IMF Resident Representative to the Philippines, Ragnar Gudmundsson, said economic recovery has began since the second half of 2021, pushing the GDP to grow by 5.6 percent last year.
“The recovery momentum is expected to strengthen in 2022 owing to weaker-than expected impact of the domestic Omicron wave,” said Gudmundsson in an email.
The IMF official said the revised 6.5 percent GDP forecast for 2022 which was higher than the January WEO projection of 6.3 percent is “notwithstanding some adverse spillovers from the virus resurgence in trading partners and the Ukraine-Russia crisis.”
“The output gap is expected to close in 2023 and the medium-term economic growth is forecast to return to the pre-pandemic rate of 6.5 percent by 2024,” he said.
The IMF’s latest WEO has a more dire forecasts for global growth compared to its January WEO due to Russia’s invasion of Ukraine last Feb. 24.
The IMF has cut its global growth projection this year and in 2023 to 3.6 percent, or 0.8 and 0.2 percentage points lower than in the January forecast, respectively.

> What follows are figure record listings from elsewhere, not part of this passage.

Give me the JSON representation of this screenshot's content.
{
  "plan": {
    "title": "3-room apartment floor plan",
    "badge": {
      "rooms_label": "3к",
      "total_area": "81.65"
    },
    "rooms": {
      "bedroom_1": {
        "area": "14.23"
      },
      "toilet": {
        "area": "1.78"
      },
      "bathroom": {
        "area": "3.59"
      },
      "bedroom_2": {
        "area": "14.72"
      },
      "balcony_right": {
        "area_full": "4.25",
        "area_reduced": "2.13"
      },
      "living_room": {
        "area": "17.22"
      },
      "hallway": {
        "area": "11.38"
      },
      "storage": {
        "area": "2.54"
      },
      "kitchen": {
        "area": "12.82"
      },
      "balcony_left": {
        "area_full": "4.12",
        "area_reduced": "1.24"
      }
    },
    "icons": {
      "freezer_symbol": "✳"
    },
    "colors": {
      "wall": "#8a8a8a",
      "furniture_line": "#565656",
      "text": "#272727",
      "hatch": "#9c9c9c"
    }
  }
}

The downgrade largely reflects the war’s direct impacts on Russia and Ukraine and global spillovers, it said. The estimated global growth for 2021 is 6.1 percent.
The IMF said the Russia-Ukraine war, which has triggered a costly humanitarian crisis, happened when the global economy was still mending. The global economy “had not yet fully recovered from the COVID-19 pandemic (and) with a significant divergence between the economic recoveries of advanced economies and emerging market and developing ones” this has set back the momentum of a full global growth.
The IMF noted that the economic costs of the war will spread across the world in terms of commodity markets, trade, and financial interlinkages. “Fuel and food price rises are already having a global impact, with vulnerable populations—particularly in low-income countries—most affected,” it said.
“In addition to the war, frequent and wider-ranging lockdowns in China—including in key manufacturing hubs—have also slowed activity there and could cause new bottlenecks in global supply chains,” the IMF also noted. “Higher, broader, and more persistent price pressures also led to a tightening of monetary policy in many countries. Overall risks to economic prospects have risen sharply and policy trade-offs have become ever more challenging,” it added.
The IMF forecasts emerging and developing Asia which also includes China and India to grow by 5.4 percent in 2022 and 5.6 percent in 2023, versus the projection for 2021 of 7.3 percent.
The ASEAN-5 economy, which includes the Philippines, are expected to grow by 5.3 percent in 2022 and 5.9 percent in 2023 from its 2021 estimate of 3.4 percent.
The Philippines’ 6.5 percent GDP growth forecast for this year is the highest in ASEAN, followed by Vietnam with six percent, and Malaysia with 5.6 percent. However for 2023, Vietnam’s economy is expected to expand faster at 7.2 percent compared to the Philippines’ 6.3 percent which was the second highest GDP forecast next year in the regional trade bloc.
The Philippine government is transitioning to a new administration after the May 9 national elections next month, when a new chief executive in Malacanang will take over from the Duterte government.
Gudmundsson said the next Philippine president should have “steadfast implementation of structural reforms (that) would not only aid the post-COVID-19 recovery but also help to reduce inequality and strengthen resilience to natural disasters.”
He emphasized continuity and that the next president should continue efforts started by past administrations in streamlining the ease of doing business and to “reduce infrastructure gaps (to) help rekindle investment and new businesses, thereby helping offset long-term scarring effects on employment.”
“These efforts should be combined by targeted training and education efforts, which would facilitate labor movement across sectors. Increased spending on social protection, particularly health and education, further strengthening public service delivery, and meeting commitments on climate change would foster more inclusive and greener growth,” said Gudmundsson.
The IMF and the World Bank Group are currently holding its annual spring meetings in Washington DC which started April 18 until April 24.